There have been some interesting updates in the field of HIV politics and denial recently. First, after having several months of moving forward with a real plan to combat AIDS in South Africa, the deputy minister of health, Nozizwe Madlala-Routledge, has been fired. For those who follow this area, Madlala-Routledge stepped into the limelight when she took over for her boss, Manto Tshabalala-Msimang, while she had surgery. Tshabalala-Msimang, you may recall, is the one who sided with President Thabo Mbeki regarding causes of AIDS (and cures for it), advocating treatments such as a recipe of garlic, beetroot, lemon and African potatoes to combat AIDS while underplaying the role of anti-retroviral drugs. Madlala-Routledge had been working to swing things the other way, and it seems this is a part of what got her fired; more after the jump.
Though the New York Times now has an article of their own up, noting:
For nearly a year, Ms Madlala-Routledge has been leading the Health Ministry’s campaign against AIDS while the health minister was sidelined by illness. AIDS workers say that Ms. Madlala-Routledge was partly responsible for ending five years or more of government indecision and occasional denial of the scope of the epidemic.
Christine Gorman, however, beat the NY Times to the punch, and further discusses what the loss of Madlala-Routledge may mean to South Africa:
The most immediate casualty, apart from the deputy minister herself, may be South Africa’s newly developed National Strategic Plan for AIDS (2007-2011), a highly regarded and forward-thinking blueprint for tackling the crushing HIV epidemic in that country.
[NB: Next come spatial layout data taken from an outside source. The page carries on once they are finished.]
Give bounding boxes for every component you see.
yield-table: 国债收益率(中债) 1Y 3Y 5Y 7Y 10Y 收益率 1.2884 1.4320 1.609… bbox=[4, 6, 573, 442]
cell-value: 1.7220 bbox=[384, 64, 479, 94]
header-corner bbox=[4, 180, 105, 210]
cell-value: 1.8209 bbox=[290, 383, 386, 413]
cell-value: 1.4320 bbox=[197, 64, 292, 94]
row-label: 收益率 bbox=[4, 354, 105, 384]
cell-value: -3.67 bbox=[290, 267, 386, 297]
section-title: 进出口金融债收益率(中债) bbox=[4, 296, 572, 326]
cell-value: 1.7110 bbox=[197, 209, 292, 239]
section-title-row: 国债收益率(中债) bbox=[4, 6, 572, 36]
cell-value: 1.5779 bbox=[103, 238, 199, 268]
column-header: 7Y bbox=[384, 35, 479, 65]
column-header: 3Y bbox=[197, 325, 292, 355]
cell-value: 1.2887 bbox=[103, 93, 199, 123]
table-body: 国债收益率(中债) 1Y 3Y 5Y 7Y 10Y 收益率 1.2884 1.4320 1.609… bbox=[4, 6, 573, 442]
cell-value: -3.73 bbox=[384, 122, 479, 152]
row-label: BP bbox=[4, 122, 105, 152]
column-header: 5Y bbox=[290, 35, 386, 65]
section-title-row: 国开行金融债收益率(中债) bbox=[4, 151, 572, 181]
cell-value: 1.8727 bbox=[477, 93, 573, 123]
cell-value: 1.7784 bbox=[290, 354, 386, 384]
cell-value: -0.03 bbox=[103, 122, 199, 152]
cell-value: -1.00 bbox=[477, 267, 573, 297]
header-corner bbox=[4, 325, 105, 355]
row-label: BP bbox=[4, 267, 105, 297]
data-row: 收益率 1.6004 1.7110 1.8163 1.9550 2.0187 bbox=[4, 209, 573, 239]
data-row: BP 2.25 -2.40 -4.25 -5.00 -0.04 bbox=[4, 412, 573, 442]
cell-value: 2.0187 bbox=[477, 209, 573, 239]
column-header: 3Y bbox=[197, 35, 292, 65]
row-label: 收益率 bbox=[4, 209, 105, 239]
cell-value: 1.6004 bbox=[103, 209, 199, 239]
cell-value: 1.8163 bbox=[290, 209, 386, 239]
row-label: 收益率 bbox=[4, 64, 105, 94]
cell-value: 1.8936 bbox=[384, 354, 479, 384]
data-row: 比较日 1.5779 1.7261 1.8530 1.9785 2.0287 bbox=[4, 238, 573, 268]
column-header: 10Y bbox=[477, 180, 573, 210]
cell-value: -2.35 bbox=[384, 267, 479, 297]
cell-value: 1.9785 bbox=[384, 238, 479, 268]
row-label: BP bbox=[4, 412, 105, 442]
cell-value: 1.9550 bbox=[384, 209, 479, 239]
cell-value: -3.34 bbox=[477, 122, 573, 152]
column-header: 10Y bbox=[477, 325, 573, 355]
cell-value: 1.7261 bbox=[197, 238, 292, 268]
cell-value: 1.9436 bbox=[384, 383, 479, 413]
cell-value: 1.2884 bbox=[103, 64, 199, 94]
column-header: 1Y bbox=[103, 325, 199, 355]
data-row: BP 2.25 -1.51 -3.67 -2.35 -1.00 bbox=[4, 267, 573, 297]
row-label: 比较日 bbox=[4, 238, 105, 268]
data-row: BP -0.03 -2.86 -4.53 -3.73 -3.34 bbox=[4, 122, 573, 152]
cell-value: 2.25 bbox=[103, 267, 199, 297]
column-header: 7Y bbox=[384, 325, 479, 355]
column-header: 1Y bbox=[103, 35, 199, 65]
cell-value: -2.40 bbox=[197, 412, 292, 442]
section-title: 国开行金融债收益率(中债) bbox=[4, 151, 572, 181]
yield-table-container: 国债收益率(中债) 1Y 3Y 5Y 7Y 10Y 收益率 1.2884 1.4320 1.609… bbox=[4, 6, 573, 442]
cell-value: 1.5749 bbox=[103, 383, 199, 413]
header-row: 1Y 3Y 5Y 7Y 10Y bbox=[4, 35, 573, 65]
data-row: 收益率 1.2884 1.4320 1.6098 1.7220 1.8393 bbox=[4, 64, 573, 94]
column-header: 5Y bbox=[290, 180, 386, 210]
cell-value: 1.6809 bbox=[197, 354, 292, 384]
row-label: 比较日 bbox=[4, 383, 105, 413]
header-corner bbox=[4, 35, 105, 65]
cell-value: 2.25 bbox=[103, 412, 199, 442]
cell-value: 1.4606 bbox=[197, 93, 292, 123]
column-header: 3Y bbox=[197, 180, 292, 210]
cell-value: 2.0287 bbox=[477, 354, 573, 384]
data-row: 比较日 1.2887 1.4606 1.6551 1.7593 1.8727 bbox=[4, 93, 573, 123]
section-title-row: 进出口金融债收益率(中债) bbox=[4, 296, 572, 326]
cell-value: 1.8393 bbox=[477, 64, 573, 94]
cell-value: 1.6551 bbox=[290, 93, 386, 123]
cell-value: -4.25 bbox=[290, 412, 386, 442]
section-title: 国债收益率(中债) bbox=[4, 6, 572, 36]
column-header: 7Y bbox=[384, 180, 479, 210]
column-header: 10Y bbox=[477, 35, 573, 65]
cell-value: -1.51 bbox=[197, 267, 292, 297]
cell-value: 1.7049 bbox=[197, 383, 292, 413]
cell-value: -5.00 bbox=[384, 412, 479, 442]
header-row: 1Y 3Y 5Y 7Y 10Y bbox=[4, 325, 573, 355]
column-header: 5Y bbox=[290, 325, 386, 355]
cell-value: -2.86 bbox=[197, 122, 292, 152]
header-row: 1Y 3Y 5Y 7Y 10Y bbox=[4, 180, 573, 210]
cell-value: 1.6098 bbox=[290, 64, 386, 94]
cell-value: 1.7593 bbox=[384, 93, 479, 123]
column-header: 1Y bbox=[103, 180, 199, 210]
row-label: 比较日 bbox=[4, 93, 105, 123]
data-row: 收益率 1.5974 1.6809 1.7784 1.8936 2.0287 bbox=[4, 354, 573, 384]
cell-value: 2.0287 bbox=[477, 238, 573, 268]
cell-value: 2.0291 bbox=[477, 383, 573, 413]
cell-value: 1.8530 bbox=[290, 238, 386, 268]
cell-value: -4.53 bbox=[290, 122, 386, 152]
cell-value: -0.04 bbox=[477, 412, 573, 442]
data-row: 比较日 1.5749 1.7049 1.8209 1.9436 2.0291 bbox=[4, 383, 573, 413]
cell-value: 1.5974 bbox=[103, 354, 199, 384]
Nozizwe Madlala-Routledge played a major role in getting the plan pulled together, which was developed with input from many health experts inside and outside of government as well as civil society leaders.
Exactly why she was fired remains unclear. The “official” story seems to be that she took an unauthorized trip at taxpayer expense, but Gorman notes that this is murky:
…rumors were rife in South Africa that she had been given permission to go, which was then revoked while she was in the air. As soon as she learned about the change, she took the next available flight home, without even attending the conference.
Meanwhile, Madlala-Routledge had recently taken another trip, also said to have angered Mbeki and Tshabalala-Msimang:
The last straw for Mbeki and Tshabalala-Msimang, who has apparently made a full recovery, was when the deputy minister of health made an unannounced visit to a maternity hospital in the Eastern Cape. There, Madlala-Routledge found that the appalling conditions described by a local newspaper report were in fact true and that mothers and babies were dying needlessly.
Madlala-Routledge’s call for reform at the hospital was treated as insubordination by the Minister of Health. The ANC newsletter attacked the press reports as “dramatic but false” even as the Minister of Health began launching many of the needed changes.
Not surprisingly, groups nationally and internationally are criticizing Mbeki’s action; this will reverberate for a long time yet.